Thomas Eakins. Wenn Homer für seine Überarbeitung der amerikanischen Natur bekannt war, war sein Zeitgenosse Thomas Eakins (1844-1916) für eine andere Art von Realismus berüchtigt. Nach seinem Abitur studierte Eakins Kunst und Anatomie. Nach dreieinhalb Jahren Weiterbildung in Europa kehrte Eakins in seine Heimatstadt Philadelphia zurück. Eakins 'frühe Porträts von Sportlern - einschließlich Max Schmitt in einem einzigen Schädel (1871) und Baseballspieler üben (1875) - erforschen Sie die physischen, funktionalen Aspekte des menschlichen Körpers. Mit Die Bruttoklinik (1875) Eakins erweiterte seine anatomischen Studien in neue Richtungen. Die Bruttoklinik zeigt eine laufende Operation: Ein Chirurg erklärt einem Publikum von Medizinstudenten das Verfahren, und seine Assistenten untersuchen den chirurgischen Schnitt, während sich die Mutter des Patienten vor Angst zurückzieht. Kritiker nannten Eakins einen Metzger; auf der Centennial Exhibition 1876 in Philadelphia wurden Administratoren begraben Die Bruttoklinik im Bereich Medicai (statt Kunst). Das Centennial war nicht Eakins letzter Konflikt mit einem feindlichen Kunstinstitut. Eakins war seit 1876 Lehrer an der Pennsylvania Academy of the Fine Arts und seit 1882 Direktor der Akademie. Er wurde 1886 gezwungen, darauf zu bestehen, dass Studentinnen Anatomie anhand von Aktmodellen studieren.

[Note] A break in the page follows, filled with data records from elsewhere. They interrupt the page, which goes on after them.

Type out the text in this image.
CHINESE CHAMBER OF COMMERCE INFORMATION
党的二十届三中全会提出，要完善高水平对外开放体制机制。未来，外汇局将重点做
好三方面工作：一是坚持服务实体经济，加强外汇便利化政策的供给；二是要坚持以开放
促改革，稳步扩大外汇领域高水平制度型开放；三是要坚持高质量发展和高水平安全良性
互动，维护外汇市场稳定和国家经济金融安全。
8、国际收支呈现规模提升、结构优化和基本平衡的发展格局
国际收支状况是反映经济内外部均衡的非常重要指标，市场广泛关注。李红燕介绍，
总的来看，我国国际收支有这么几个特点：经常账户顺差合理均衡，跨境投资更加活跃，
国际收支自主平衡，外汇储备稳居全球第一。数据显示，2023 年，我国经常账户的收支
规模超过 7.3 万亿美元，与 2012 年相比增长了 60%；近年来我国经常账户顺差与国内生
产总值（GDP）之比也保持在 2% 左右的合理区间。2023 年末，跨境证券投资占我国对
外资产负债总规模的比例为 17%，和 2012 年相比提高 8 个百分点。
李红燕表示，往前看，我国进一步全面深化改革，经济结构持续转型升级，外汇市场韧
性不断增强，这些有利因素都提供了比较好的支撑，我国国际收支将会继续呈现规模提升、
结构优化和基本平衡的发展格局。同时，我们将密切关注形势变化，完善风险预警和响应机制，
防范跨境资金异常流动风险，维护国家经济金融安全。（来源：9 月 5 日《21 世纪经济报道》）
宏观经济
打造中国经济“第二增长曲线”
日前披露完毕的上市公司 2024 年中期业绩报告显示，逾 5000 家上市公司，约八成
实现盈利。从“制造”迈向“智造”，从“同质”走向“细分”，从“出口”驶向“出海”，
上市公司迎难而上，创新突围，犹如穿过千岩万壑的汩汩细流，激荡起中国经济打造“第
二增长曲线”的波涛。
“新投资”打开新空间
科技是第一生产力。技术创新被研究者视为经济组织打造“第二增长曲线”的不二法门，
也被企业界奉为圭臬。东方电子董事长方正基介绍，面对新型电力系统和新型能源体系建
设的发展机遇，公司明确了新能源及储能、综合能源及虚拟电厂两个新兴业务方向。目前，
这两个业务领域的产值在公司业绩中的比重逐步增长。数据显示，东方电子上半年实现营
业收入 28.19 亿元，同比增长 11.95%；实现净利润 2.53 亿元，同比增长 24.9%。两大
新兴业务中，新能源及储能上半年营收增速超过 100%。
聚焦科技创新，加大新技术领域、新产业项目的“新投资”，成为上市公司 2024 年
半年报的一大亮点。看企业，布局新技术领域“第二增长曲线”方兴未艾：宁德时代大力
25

Eine veränderte Tradition. Eakins fand in seinem Leben ein gewisses Maß an Akzeptanz. In Hauptwerken wie Kreuzigung (1880) Das Schwimmloch (1883) Die Agnew-Klinik (1889) und begrüßt (1898) untersuchte er weiterhin die physische Form und Funktion. Mit der Zeit verdiente er sich den Respekt seiner Kollegen. Er gewann eine Goldmedaille auf der Weltausstellung in Kolumbien 1893, hatte 1896 eine Einzelausstellung in Philadelphia und wurde 1902 in die renommierte National Academy of Design gewählt. Um die Jahrhundertwende hatte der Realismus von Homer und Eakins die Romantik der Hudson River School verdrängt. Die künstlerischen Konventionen änderten sich weiter. Als das neunzehnte Jahrhundert in das zwanzigste abrutschte, entstand eine Gruppe experimenteller Künstler - George Inness (1825-1894), John La Farge (1835-1910), Ralph Albert Blakelock (1847-1919) und der Visionär Albert Pinkham Ryder (1847-) 1917) - half der amerikanischen Kunst, ihre ersten Schritte in Richtung der abstrakten, surrealistischen Formen der Zukunft zu unternehmen.